Second primary malignancy risk in Hodgkin lymphoma survivors in the modern treatment era: A SEER MP-SIR analysis, 2000–2022.

Tapan Ramesh Giri, Zeal Soni

253

Background: Second primary malignancies (SPMs) remain a leading cause of late mortality among Hodgkin lymphoma (HL) survivors. Contemporary estimates reflecting reduced-field radiotherapy and the introduction of brentuximab vedotin and PD-1 inhibitors are limited. As modern HL therapy continues to shift toward individualized, risk-adapted approaches, updated population-level data are essential to assess whether these therapeutic advances have translated into reduced late toxicities. Methods: Patients with first primary HL diagnosed 2000–2022 were identified in SEER-17 registries (November 2024 submission). Follow-up began 12 months after diagnosis. Standardized incidence ratios (SIRs) and excess absolute risks (EARs per 10,000 person-years) were calculated using SEER*Stat MP-SIR, restricting second events to subsequent malignant tumors (event number ≥2).
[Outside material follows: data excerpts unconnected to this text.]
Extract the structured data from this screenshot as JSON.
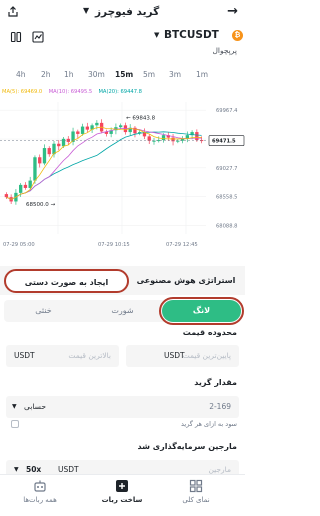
{
  "header": {
    "title": "گرید فیوچرز",
    "back_icon": "arrow-right-icon",
    "share_icon": "share-icon"
  },
  "pair": {
    "symbol": "BTCUSDT",
    "type": "پرپچوال",
    "coin_glyph": "₿"
  },
  "intervals": [
    "4h",
    "2h",
    "1h",
    "30m",
    "15m",
    "5m",
    "3m",
    "1m"
  ],
  "active_interval": "15m",
  "chart": {
    "ma_labels": [
      {
        "text": "MA(5): 69469.0",
        "color": "#f0b90b"
      },
      {
        "text": "MA(10): 69495.5",
        "color": "#c85cd5"
      },
      {
        "text": "MA(20): 69447.8",
        "color": "#00a6a6"
      }
    ],
    "price_ticks": [
      "69967.4",
      "69497.1",
      "69027.7",
      "68558.5",
      "68088.8"
    ],
    "current_price": "69471.5",
    "high_label": "69843.8",
    "low_label": "68500.0",
    "time_ticks": [
      "07-29 05:00",
      "07-29 10:15",
      "07-29 12:45"
    ]
  },
  "strategy": {
    "ai": "استراتژی هوش مصنوعی",
    "manual": "ایجاد به صورت دستی"
  },
  "sides": {
    "long": "لانگ",
    "short": "شورت",
    "neutral": "خنثی"
  },
  "price_range": {
    "label": "محدوده قیمت",
    "min_placeholder": "پایین‌ترین قیمت",
    "max_placeholder": "بالاترین قیمت",
    "unit": "USDT"
  },
  "grid": {
    "label": "مقدار گرید",
    "placeholder": "2-169",
    "mode": "حسابی",
    "hint": "سود به ازای هر گرید"
  },
  "margin": {
    "label": "مارجین سرمایه‌گذاری شد",
    "placeholder": "مارجین",
    "unit": "USDT",
    "leverage": "50x"
  },
  "nav": {
    "overview": "نمای کلی",
    "create": "ساخت ربات",
    "all": "همه ربات‌ها"
  }
}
Analyses were stratified by age at HL diagnosis and calendar period. Results: Among 39,430 HL survivors contributing 366,836 person-years, 3,092 SPMs were observed (SIR 1.60, 95% CI 1.54–1.66; EAR 31.59). SIR declined from 1.78 (2000–2009) to 1.42 (2010–2022) (p-trend < 0.001). Highest relative risks occurred in patients diagnosed age 5–19 years, with SIRs 4.03–8.42. Lung cancer remained the most common solid SPM in older survivors (SIR ~4× risk), emphasizing the ongoing importance of smoking cessation and screening. These trends indicate a decline in SPM incidence in more recently treated patients. Follow-up for the most recent period was shorter, which may underestimate late SPMs, and individual treatment details were not available. Conclusions: Overall, SPM risk in HL survivors has declined compared with historical cohorts and is now only about 60% higher than the general population. These updated findings provide actionable guidance for risk-adapted survivorship care, highlighting the importance of targeted lung-cancer screening in older patients and offering practical information for counseling patients about their long-term risk.